Während in der Schifffahrt der Steuermann oft nicht identisch mit dem Rudergänger ist, kann es gerade beim Segeln mit kleineren Booten vorkommen, dass der Steuermann alle wichtigen Personen in sich vereint. Er ist vor allem für das Navigieren, die Kommandos und das Bedienen des Großsegels zuständig und führt das Ruder.

 

Trimaran

Im Gegensatz zum Katamaran ist ein Trimaran sogar mit drei Rümpfen ausgestattet. Ein berühmter Trimaran ist die Hydroptère, die diverse Geschwindigkeitsrekorde aufstellte.

 

Trimm

Den Begriff Trimm gibt es sowohl im Rahmen der Luftfahrt, bei Straßenfahrzeugen wie auch im Wassersport. Beim Segeln wird damit die Einstellung des Segelns und das Einstellen der Segel umfasst, um optimal am Wind segeln zu können.

 

Verklicker

Der Verklicker ist eine Konstruktion, die oben auf dem Mast angebracht ist und die Richtung des scheinbaren Windes angibt.

 

Vollschiff

Vollschiffe zählen zu den Großseglern. Sie sind mit drei Masten ausgestattet, die allesamt rahgetakelt sind.

 

Vorschoter

Der Vorschoter gehört mit zur Segelcrew und bedient die Schoten des Vorsegels. Er kann auch bei einem Boot mit Trapez ausreiten und so zum Gewichtstrimm beitragen.

 

Vorsegel

Diejenigen Segel, die vor dem Mast gesetzt werden, werden als Vorsegel bezeichnet. Zu ihnen zählen beispielsweise Fock und Genua. Wenn es an einem Stag befestigt ist, handelt es sich um ein Stagsegel, es kann aber auch als Rollsegel benutzt werden. Bei großen Segelschiffen mit entsprechend vielen Masten sind oft mehr als ein Vorsegel vorhanden.

 

Wanten

Wanten sind Drahtseile, die zu beiden Seiten des Mastes angebracht sind und ihn mit den Schiffsseiten verspannen, um ihn so zu stützen.

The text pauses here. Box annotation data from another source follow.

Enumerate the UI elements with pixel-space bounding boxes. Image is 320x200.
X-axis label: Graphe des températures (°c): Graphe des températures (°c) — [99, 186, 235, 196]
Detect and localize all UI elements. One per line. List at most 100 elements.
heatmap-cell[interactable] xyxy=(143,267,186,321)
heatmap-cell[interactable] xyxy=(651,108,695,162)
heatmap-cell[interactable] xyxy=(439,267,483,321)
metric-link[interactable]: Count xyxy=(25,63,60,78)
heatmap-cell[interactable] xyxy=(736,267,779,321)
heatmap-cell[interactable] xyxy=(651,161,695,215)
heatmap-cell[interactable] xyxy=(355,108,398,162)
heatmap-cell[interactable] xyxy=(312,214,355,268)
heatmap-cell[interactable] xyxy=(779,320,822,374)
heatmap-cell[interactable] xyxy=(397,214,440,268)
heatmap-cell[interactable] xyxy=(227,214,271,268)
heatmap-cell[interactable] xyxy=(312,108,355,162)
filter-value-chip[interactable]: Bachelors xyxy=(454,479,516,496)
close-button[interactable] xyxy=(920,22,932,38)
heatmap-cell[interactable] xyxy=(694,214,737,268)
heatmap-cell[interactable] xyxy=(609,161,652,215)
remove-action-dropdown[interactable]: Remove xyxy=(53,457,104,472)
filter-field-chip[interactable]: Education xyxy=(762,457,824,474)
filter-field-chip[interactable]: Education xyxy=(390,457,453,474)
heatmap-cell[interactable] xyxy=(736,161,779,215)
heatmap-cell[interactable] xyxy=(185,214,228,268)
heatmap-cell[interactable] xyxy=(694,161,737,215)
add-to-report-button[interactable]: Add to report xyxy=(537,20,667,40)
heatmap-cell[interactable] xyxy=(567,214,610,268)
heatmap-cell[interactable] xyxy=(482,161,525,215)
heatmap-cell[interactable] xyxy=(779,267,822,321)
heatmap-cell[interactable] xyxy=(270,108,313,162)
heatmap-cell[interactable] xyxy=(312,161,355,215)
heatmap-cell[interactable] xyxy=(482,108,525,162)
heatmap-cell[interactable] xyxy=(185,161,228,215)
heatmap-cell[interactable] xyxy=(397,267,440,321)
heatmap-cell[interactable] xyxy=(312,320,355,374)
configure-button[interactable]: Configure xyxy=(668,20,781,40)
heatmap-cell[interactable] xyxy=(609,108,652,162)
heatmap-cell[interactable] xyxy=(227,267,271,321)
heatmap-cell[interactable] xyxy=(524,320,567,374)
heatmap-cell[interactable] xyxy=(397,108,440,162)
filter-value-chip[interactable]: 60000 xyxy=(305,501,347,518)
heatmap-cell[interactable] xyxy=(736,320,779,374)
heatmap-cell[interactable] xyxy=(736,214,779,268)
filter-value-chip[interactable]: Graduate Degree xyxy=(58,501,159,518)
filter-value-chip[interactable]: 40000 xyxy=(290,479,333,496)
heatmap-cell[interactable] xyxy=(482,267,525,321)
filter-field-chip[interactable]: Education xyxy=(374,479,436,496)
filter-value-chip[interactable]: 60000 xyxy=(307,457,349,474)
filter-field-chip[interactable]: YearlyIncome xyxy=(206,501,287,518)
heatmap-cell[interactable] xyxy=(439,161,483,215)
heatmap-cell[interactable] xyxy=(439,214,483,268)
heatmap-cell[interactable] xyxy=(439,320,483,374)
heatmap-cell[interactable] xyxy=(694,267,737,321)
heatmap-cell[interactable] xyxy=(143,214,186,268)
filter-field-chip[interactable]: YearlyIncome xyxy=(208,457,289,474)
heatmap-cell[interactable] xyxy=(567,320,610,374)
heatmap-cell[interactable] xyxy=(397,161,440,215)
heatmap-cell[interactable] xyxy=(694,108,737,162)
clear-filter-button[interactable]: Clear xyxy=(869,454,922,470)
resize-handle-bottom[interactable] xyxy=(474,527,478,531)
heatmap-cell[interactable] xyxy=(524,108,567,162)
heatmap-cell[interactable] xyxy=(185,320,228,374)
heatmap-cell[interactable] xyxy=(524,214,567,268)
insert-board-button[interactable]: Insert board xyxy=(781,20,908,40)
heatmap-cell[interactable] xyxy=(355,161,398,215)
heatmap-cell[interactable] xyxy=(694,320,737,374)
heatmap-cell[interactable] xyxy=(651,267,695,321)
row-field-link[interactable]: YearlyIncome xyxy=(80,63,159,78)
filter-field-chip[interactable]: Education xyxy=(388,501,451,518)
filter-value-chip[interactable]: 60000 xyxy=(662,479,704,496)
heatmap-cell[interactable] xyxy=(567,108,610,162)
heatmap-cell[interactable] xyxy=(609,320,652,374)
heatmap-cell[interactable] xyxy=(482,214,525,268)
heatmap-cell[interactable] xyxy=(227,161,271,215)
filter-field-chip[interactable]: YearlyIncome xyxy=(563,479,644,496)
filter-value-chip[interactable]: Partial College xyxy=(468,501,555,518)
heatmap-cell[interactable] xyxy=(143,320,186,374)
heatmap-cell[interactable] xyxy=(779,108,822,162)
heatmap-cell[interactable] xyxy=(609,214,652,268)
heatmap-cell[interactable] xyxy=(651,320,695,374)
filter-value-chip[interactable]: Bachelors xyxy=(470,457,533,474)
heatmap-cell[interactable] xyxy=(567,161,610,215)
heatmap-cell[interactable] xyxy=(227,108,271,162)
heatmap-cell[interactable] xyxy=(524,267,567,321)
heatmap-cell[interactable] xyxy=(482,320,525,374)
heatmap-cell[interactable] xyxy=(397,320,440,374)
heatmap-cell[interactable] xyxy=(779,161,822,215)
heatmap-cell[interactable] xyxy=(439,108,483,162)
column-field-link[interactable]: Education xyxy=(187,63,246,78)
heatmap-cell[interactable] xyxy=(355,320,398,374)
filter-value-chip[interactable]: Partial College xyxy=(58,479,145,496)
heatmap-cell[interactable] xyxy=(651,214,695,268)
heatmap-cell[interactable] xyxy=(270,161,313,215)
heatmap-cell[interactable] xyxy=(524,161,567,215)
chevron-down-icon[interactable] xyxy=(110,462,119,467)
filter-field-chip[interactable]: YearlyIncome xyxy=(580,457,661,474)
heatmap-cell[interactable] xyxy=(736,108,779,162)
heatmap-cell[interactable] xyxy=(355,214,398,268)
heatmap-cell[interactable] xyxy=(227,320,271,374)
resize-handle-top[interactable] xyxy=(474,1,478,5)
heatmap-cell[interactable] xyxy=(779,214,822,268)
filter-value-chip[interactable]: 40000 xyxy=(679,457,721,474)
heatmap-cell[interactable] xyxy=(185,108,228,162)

Je nach Höhe des Mastes sind verschieden viele Wantenpaare vorgesehen.

 

Winsch

Die Winsch, oder auch Winde oder Trommel ist eine Vorrichtung, zum holen von Schoten von Fallen.

 

Yawl

Ein Boot mit Yawlkateklung wird wie die Ketsch auch Anderthalbmaster genannt, da er zwei unterschiedlich große Masten hat.